L'exposition "Philippe Jaccottet et les peintres" s'achève jeudi 26 juillet. Ouvert du mardi au samedi de 14 h 30 à 18 h 30.



Marie Alloy est d'abord peintre, mais aussi graveur et éditeur. Elle est née en 1951 à Hénin-Beaumont. En 1993, elle crée sa maison d'édition, Le Silence qui roule où elle entame un dialogue avec des poètes dans des livres d'artiste. Ses gravures accompagnent des textes et poèmes inédits d'Eugène Guillevic, Pierre Dhainaut, Dominique Sampiero, Antoine Emaz, Jacques Lèbre, Abdellatif Laabi, et quelques autres comme par exemple, dans un ouvrage collectif, Bernard Noël et Bernard Vargaftig. Ses gravures ou bien ses textes sont également publiés chez d'autres éditeurs comme Deyrolle, L'Amourier (avec Alain Freixe), Wigwam, La Feugraie, Cadex, Voix d'encre, Unes et Farrago, ainsi que dans des revues comme Théodore Balmoral, RehautsScherzo, Thauma... Marie Alloy est la compagne de Jean Pierre Vidal. On peut voir son travail, gravures, peintures et livres, à la galerie Lettres et images, passage Vivienne, Paris 3ème. Dernier ouvrage publié : Même la nuit, la nuit surtout, poème de Pierre Dhainaut. A paraître : Corot, « Une route près d’Arras », éd. Invenit.

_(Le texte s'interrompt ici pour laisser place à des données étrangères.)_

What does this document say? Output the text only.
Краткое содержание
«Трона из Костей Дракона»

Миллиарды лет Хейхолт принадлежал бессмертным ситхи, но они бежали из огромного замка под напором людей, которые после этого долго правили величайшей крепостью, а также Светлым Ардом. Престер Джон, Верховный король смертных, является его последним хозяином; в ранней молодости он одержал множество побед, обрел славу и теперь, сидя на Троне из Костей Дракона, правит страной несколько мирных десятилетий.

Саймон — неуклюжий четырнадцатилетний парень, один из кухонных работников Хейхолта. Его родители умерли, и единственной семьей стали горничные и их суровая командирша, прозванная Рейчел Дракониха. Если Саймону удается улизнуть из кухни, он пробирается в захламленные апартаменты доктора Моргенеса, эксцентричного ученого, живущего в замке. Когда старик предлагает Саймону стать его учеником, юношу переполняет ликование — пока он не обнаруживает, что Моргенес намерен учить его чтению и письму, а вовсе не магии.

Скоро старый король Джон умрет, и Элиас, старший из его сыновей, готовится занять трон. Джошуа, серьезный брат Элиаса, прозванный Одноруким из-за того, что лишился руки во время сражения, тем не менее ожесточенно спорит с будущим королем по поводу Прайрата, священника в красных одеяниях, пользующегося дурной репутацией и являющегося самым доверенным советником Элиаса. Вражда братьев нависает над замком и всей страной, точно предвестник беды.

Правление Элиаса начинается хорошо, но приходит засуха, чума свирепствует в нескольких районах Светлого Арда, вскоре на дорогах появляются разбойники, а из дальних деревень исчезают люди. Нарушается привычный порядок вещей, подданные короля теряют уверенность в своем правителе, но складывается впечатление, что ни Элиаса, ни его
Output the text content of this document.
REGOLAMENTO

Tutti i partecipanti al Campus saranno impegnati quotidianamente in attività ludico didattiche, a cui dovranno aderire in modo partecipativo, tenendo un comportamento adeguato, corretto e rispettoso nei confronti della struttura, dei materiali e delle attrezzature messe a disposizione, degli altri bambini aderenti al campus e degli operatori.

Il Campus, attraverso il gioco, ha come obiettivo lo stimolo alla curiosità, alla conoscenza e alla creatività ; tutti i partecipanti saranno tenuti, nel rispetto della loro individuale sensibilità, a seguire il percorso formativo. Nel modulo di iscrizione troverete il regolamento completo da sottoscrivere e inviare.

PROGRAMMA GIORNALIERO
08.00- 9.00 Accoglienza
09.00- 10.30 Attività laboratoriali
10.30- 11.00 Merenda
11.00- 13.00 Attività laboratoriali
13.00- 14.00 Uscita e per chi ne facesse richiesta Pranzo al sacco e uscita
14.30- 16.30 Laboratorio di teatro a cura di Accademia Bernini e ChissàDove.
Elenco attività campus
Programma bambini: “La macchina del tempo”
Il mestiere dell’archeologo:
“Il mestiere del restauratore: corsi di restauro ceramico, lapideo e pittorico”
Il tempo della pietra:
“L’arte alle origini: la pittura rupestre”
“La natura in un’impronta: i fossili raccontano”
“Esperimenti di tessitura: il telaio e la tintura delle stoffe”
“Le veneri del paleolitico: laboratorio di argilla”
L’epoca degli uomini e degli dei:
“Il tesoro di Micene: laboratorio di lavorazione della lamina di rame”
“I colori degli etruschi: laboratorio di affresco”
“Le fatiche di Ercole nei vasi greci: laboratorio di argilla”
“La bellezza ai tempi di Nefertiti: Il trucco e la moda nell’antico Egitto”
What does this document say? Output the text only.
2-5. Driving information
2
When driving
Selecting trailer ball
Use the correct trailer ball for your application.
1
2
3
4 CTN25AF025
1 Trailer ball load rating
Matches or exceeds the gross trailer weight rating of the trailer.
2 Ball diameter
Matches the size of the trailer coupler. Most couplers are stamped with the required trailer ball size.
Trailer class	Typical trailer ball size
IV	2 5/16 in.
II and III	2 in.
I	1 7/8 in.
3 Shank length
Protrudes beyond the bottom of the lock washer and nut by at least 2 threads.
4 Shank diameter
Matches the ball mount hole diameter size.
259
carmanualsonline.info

Jean Pierre Vidal est né en 1952 à Alger.  Il a publié chez Payot en 1989 un ouvrage qui regroupe des pages retrouvées, des inédits, des entretiens et un dossier critique autour de Philippe Jaccottet. Il a aussi édité plusieurs ouvrages critiques de Philippe Jaccottet : Une Transaction secrète et  Ecrits pour papier journal, chroniques 1951-1970 (Gallimard, 1987 et 1993), et, au Temps qu’il fait, Tout n’est pas dit (1993). Il a dirigé, en collaboration avec André Ughetto, le numéro spécial de la revue Sud consacré au poète de Grignan (Alentour de Philippe Jaccottet, 1988), et a collaboré à de nombreuses revues (Aires, Théodore Balmoral, Ecriture, Nouvelle Revue française,  Recueil, etc.).

Deux recueils de notes aux éditions Le Temps qu'il fait de Georges Monti : Feu d'épines, 1993. La fin de l'attente, 1995. Aux éditions Les pas perdus, en 2003, Vie sans origine, poèmes, avec des estampes de Marie Alloy, et plus récemment, aux Editions Le Silence qui roule, Thanks et Gravier du songe.